Figure 1: IPEX pedigrees examined and segregating FOXP3 mutations are shown.
figure 1

Family 1 (a) is a five-generation pedigree1. Family 2 (b) is a three-generation pedigree of Japanese origin with one affected male. In both pedigrees, family members from which DNA was available for analysis are marked by an asterisk.

Table 1 Syndromes caused by mutations of human Fox-protein genes

FOXP3 is one of multiple genes encoding winged helix/forkhead transcription factors6 (Fox proteins). Mutations affecting the forkhead motif of FOX proteins (missense, deletions and nonsense) have been associated with specific disease states. The rat thyroid transcription factor-2 (Ttf-2) and its human ortholog FKHL15 have been redesignated Foxe1 and FOXE1, respectively. Two siblings with thyroid agenesis, cleft palate and choanal atresia were found to be homozygous for a missense mutation (Ala65Val) within the forkhead domain of FOXE1. The mutant protein has impaired DNA binding and loss of transcriptional function7. Several mutations, including two independent microdeletions (10 and 11 bp) and several missense mutations within the forkhead domain of FOXC1 (originally called FKHL7), have been shown to cause juvenile glaucoma and anterior segment anomalies8,9 (Table 1). One three-generation family with Axenfeld–Rieger syndrome (ARS) is reported to harbor a FOXC1 nonsense mutation upstream of the forkhead DNA-binding domain, generating a truncated protein10. All disease-causing mutations of FOXC1 have resulted in autosomal dominant transmission. The mutant FOX proteins and the human scurfy/FOXP3 mutations identified in the IPEX pedigrees are outlined in Table 1.

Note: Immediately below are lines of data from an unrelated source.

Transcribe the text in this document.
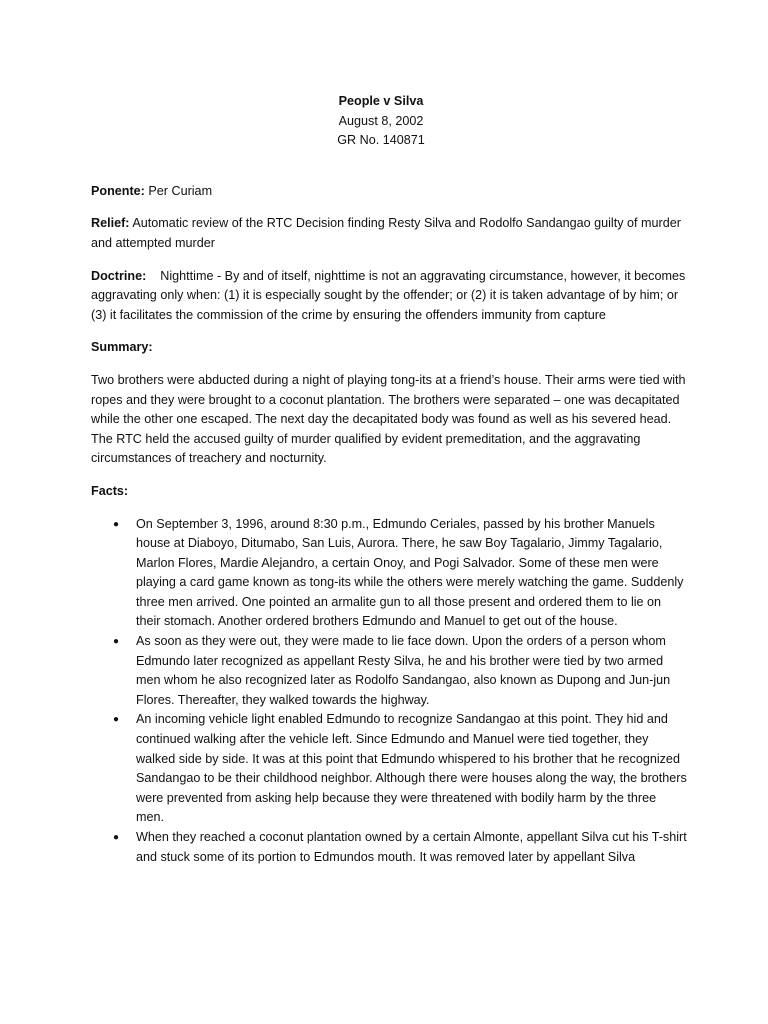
People v Silva
August 8, 2002
GR No. 140871

Ponente: Per Curiam

Relief: Automatic review of the RTC Decision finding Resty Silva and Rodolfo Sandangao guilty of murder and attempted murder

Doctrine: Nighttime - By and of itself, nighttime is not an aggravating circumstance, however, it becomes aggravating only when: (1) it is especially sought by the offender; or (2) it is taken advantage of by him; or (3) it facilitates the commission of the crime by ensuring the offenders immunity from capture

Summary:

Two brothers were abducted during a night of playing tong-its at a friend’s house. Their arms were tied with ropes and they were brought to a coconut plantation. The brothers were separated – one was decapitated while the other one escaped. The next day the decapitated body was found as well as his severed head. The RTC held the accused guilty of murder qualified by evident premeditation, and the aggravating circumstances of treachery and nocturnity.

Facts:

● On September 3, 1996, around 8:30 p.m., Edmundo Ceriales, passed by his brother Manuels house at Diaboyo, Ditumabo, San Luis, Aurora. There, he saw Boy Tagalario, Jimmy Tagalario, Marlon Flores, Mardie Alejandro, a certain Onoy, and Pogi Salvador. Some of these men were playing a card game known as tong-its while the others were merely watching the game. Suddenly three men arrived. One pointed an armalite gun to all those present and ordered them to lie on their stomach. Another ordered brothers Edmundo and Manuel to get out of the house.
● As soon as they were out, they were made to lie face down. Upon the orders of a person whom Edmundo later recognized as appellant Resty Silva, he and his brother were tied by two armed men whom he also recognized later as Rodolfo Sandangao, also known as Dupong and Jun-jun Flores. Thereafter, they walked towards the highway.
● An incoming vehicle light enabled Edmundo to recognize Sandangao at this point. They hid and continued walking after the vehicle left. Since Edmundo and Manuel were tied together, they walked side by side. It was at this point that Edmundo whispered to his brother that he recognized Sandangao to be their childhood neighbor. Although there were houses along the way, the brothers were prevented from asking help because they were threatened with bodily harm by the three men.
● When they reached a coconut plantation owned by a certain Almonte, appellant Silva cut his T-shirt and stuck some of its portion to Edmundos mouth. It was removed later by appellant Silva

Although little is known about the mechanism of action of the Foxp3 protein product, scurfin, the phenotype of scurfy mice suggests that it is a critical control switch for T-cell activation. We postulate that when scurfin is absent or inactive, or when target DNA-binding sites are modified, T cells proliferate and become activated in an uncontrolled fashion or fail to undergo apoptosis, resulting in early-onset autoimmune disease. This may explain the clinical benefit of immunosuppressive therapies such as cyclosporin A, FK506 and high-dose glucocorticoids in the management of patients with IPEX (ref. 2). Mouse scurfy T cells are hyperresponsive to TCR ligation and less sensitive than control T cells to inhibitors of tyrosine kinases (such as genistein) and cyclosporin A (ref. 11). These compounds block the signal transduction pathways involved in T-cell activation at distinct biochemical sites12, indicating that mutational inactivation of Foxp3 may affect T-cell function at a very fundamental level. Because scurfy mice and at least some patients with IPEX share a common genetic defect, the mice should provide a useful model to evaluate potential new approaches to the treatment of IPEX.